I remember going home & telling my father, playing up the insults against Mama as much as I could. In addition to the fact that I'd actually met the guy as a friend's fiance.I didn't want my parents to start hounding me about marrying him. They also had a tendency to see it as an opportunity whenever I met an educated, Morrocan boy from a good family while living abroad. But I knew my father would never tolerate any disrespect to my mother.
And it worked. I managed to cut that story much shorter than it could otherwise have turned out to be.
Except a few months later, the same guy proposed to my cousin. I could see why. My cousin didn't have a Berber mother. She was much purer than me. She was also younger than me & much, much younger than the guy. So her parents refused him on the grounds that she was too young to get married.
And his mother decided that the first refusal was an insult. The second was a declaration of war. She started a family feud against me & my cousin. Gossiping, starting rumors, abusing either one of us whenever she runs into us in public.
For years, everytime I'd meet her at social events(usually weddings), she'd ask me snidely if there was anything on the way - meaning an engagement or a marriage, that she wanted to 'tifra7 feeni'(congratulate me). She'd make unpleasant - although perfectly polite - comments about my clothes, the way I danced, the way I ate & subtly suggest maybe these could be reasons - in addition to my polluted blood - for my spinster status. All in this cloying, laughing manner that women have. She never failed to hug & kiss me when we met. Or to inject the words 'ya binti'(my daughter) or 'habibti' & other terms of affection an older woman would use to a younger one who was like a daughter to her. As I got older, I lived in dread of her. There's no end to the humiliations a woman her age could inflict on you. And you could never be rude to her because then you'd be demonstrating a deficient upbringing & humiliating yourself & your parents more.
My mother could respond to her & usually handled her beautifully. But she was rarely nasty to me infront of my mother.
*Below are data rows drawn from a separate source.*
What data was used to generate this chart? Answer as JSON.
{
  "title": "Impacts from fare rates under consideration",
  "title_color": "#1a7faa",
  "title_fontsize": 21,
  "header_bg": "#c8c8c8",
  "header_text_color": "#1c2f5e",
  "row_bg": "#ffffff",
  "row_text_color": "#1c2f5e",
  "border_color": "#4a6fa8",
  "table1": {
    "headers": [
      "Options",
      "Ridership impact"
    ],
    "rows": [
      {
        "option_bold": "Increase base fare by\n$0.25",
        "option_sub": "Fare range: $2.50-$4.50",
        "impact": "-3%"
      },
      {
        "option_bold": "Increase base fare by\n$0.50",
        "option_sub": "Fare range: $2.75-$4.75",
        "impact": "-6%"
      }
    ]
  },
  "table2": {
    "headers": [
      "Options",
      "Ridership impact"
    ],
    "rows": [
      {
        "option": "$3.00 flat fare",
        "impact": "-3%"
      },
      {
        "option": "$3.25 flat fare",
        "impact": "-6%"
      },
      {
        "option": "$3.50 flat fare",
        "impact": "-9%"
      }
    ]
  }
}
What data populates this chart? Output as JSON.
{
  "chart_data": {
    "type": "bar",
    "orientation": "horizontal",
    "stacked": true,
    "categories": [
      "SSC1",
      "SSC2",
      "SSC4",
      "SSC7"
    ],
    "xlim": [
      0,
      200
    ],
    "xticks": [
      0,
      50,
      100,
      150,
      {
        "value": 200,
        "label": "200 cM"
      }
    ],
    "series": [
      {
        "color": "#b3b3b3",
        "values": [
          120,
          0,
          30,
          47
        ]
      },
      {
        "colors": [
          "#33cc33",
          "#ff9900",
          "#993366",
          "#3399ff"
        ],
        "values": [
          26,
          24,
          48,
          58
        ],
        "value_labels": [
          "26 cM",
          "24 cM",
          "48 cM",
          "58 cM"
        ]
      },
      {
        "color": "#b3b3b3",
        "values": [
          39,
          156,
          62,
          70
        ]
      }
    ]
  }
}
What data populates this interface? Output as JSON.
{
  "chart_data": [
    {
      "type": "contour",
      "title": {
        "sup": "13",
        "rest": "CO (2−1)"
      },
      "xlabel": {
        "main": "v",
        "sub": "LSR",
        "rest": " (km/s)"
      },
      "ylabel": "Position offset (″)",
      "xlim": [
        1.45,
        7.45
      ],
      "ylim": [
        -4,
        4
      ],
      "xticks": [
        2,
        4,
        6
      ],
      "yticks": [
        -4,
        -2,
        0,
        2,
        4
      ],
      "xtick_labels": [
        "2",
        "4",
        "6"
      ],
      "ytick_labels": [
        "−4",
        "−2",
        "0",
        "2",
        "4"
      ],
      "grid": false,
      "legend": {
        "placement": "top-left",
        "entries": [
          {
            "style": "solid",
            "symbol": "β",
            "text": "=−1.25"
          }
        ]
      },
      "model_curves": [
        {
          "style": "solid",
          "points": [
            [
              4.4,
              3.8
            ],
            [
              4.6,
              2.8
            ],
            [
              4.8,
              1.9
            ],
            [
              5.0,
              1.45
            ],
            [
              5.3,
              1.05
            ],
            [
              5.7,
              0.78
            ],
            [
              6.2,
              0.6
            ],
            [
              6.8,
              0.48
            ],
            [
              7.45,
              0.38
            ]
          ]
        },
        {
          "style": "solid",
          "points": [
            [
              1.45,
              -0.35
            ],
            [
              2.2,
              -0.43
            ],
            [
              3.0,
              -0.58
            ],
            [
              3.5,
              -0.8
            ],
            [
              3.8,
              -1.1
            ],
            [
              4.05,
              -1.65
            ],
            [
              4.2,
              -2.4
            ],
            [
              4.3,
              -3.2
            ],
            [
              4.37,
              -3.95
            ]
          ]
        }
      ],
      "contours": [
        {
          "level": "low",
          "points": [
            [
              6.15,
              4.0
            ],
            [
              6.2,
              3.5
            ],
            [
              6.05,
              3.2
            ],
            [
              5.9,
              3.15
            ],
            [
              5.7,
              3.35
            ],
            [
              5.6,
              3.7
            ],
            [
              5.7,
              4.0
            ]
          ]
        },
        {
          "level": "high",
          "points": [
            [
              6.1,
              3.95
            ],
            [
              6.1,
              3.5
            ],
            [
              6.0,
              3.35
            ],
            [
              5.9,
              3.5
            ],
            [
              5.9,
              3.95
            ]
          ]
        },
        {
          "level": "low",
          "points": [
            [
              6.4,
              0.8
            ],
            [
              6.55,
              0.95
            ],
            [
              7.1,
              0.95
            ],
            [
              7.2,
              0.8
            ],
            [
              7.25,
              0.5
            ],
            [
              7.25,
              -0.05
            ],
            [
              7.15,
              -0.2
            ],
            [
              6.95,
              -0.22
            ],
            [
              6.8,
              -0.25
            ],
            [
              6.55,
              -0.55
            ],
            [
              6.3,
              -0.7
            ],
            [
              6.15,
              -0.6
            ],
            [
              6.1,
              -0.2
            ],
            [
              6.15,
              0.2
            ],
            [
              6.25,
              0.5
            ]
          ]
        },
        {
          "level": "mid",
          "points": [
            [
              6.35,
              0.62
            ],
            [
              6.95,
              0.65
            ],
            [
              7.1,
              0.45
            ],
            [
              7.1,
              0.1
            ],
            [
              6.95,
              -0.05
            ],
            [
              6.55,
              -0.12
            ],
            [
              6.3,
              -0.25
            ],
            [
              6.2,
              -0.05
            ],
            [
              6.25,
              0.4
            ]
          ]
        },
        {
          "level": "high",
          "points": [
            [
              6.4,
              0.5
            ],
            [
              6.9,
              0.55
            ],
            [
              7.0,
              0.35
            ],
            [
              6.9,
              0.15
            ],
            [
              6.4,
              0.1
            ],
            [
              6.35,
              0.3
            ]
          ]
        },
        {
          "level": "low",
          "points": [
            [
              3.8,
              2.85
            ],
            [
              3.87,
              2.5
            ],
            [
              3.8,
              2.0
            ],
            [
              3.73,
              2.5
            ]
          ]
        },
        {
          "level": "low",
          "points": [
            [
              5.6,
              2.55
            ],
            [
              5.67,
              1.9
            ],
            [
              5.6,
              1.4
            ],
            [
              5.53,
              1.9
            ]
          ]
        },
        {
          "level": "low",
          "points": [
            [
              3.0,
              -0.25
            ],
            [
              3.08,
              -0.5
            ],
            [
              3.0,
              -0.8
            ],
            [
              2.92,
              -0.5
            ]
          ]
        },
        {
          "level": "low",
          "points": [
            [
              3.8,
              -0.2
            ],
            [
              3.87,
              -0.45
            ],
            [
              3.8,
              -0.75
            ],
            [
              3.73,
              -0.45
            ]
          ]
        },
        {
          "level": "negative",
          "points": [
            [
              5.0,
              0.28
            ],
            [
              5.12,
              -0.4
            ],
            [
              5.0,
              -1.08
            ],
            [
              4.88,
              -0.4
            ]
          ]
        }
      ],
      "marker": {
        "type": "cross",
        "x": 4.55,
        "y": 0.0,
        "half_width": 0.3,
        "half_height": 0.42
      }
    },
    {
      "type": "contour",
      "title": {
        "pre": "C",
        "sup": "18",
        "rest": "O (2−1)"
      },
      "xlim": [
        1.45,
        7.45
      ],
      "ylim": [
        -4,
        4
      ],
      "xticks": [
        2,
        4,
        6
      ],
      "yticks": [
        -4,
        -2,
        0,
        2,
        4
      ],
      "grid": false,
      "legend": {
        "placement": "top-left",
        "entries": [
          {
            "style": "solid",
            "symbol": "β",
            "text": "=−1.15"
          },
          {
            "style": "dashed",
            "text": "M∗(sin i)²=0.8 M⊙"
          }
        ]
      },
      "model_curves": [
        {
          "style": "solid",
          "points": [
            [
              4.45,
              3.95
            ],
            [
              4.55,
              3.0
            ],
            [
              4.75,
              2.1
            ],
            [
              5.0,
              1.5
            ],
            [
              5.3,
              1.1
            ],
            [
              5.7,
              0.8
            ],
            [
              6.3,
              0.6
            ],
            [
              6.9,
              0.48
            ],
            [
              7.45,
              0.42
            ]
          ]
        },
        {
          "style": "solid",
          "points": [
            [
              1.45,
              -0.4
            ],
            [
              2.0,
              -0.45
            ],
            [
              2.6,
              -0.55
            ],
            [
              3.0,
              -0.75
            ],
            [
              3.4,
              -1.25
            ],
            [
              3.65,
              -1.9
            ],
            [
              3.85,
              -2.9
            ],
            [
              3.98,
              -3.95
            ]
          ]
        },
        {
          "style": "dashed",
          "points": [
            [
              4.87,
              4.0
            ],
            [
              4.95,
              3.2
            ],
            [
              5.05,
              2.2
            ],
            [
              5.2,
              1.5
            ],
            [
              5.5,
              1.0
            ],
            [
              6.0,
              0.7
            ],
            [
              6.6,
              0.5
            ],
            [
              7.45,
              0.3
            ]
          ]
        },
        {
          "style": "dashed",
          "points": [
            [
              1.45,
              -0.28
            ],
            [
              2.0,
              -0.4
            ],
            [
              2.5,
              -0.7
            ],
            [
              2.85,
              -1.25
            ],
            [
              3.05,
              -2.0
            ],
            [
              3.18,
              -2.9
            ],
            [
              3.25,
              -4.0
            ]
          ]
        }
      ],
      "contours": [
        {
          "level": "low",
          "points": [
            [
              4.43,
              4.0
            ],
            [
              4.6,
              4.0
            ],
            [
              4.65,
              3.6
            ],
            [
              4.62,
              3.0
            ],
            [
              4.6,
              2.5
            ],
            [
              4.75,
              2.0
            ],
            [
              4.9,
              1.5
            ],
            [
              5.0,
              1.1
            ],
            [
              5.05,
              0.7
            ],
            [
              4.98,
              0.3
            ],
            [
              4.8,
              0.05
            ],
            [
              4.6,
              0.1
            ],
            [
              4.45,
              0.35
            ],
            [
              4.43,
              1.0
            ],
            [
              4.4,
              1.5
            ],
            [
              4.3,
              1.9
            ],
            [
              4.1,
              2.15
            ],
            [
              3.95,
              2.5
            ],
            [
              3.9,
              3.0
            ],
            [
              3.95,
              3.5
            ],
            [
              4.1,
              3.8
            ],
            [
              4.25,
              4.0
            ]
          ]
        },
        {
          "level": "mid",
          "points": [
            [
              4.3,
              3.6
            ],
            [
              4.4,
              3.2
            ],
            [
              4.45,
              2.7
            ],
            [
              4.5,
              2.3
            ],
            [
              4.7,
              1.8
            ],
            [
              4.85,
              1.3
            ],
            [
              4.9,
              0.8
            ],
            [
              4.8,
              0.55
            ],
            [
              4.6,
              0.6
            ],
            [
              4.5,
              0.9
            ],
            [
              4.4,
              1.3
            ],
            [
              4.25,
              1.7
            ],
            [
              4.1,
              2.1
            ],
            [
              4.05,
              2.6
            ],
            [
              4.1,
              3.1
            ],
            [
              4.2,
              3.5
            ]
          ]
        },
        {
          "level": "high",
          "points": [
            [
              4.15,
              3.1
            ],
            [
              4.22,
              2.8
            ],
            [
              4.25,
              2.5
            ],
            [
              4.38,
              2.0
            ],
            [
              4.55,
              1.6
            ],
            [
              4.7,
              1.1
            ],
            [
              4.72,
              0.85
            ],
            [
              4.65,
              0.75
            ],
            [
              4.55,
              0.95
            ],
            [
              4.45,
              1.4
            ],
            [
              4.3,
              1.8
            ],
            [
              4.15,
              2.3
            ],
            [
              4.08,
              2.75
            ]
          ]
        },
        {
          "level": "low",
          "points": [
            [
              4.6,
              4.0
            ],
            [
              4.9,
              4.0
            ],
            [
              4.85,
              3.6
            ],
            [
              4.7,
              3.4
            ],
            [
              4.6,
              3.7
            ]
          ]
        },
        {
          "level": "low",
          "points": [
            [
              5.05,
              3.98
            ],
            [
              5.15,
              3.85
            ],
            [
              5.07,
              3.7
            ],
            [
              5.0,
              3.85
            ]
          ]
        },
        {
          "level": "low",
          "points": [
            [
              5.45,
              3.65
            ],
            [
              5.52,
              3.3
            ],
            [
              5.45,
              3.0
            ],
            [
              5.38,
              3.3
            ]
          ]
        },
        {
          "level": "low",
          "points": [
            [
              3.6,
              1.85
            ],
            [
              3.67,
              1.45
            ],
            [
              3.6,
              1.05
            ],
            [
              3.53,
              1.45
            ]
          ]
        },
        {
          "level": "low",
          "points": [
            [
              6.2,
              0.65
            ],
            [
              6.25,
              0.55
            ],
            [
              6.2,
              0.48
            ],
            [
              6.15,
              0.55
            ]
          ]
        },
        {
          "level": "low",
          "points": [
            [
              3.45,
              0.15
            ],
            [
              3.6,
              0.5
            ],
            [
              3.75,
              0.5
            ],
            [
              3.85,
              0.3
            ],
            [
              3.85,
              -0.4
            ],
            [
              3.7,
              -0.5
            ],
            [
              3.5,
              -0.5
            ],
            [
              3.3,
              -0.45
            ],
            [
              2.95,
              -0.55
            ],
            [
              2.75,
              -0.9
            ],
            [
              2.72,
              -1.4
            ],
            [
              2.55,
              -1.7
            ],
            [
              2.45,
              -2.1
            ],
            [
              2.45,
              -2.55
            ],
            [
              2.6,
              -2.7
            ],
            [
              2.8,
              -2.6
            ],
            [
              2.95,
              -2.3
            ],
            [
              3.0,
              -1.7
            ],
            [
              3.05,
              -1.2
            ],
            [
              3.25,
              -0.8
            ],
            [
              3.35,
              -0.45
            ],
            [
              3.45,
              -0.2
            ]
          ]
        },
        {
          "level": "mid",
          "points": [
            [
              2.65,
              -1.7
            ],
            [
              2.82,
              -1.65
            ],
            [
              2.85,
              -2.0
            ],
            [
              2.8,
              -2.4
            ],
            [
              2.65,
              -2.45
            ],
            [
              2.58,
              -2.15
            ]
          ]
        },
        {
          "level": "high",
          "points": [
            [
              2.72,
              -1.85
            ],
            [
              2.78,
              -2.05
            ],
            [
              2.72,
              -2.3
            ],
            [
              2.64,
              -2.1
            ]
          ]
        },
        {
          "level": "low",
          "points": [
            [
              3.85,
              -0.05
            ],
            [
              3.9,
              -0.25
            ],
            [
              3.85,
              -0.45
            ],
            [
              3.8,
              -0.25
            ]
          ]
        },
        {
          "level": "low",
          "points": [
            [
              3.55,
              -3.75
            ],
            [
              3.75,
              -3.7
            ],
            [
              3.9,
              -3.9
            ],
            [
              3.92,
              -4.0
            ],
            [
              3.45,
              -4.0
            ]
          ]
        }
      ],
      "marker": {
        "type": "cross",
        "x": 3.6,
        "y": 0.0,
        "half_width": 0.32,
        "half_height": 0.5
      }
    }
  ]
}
She would wait to catch me alone.
Last night, we met at a wedding. When I saw her, I unconsciously found myself edging closer to my husband. Then I told myself I was being stupid. I was a grown woman, I had no business to be hiding behind him. Or to be scared of her. But I was. Afraid of her. She hates me so much. To hold a grudge and be so spiteful for all these years. It's scary. What does she WANT? I mean, her son is already married. Has been for some years. I heard that in the end, he went home to Casa & had an arranged marriage there & was now living with his wife in Dubai.
I stayed close to my husband all evening. And she still made sure I caught a comment she whispered to another woman while we were standing by the buffet. Something about silly girls having to settle for foreigners because they're getting old & can no longer get good Morrocan boys to look at them.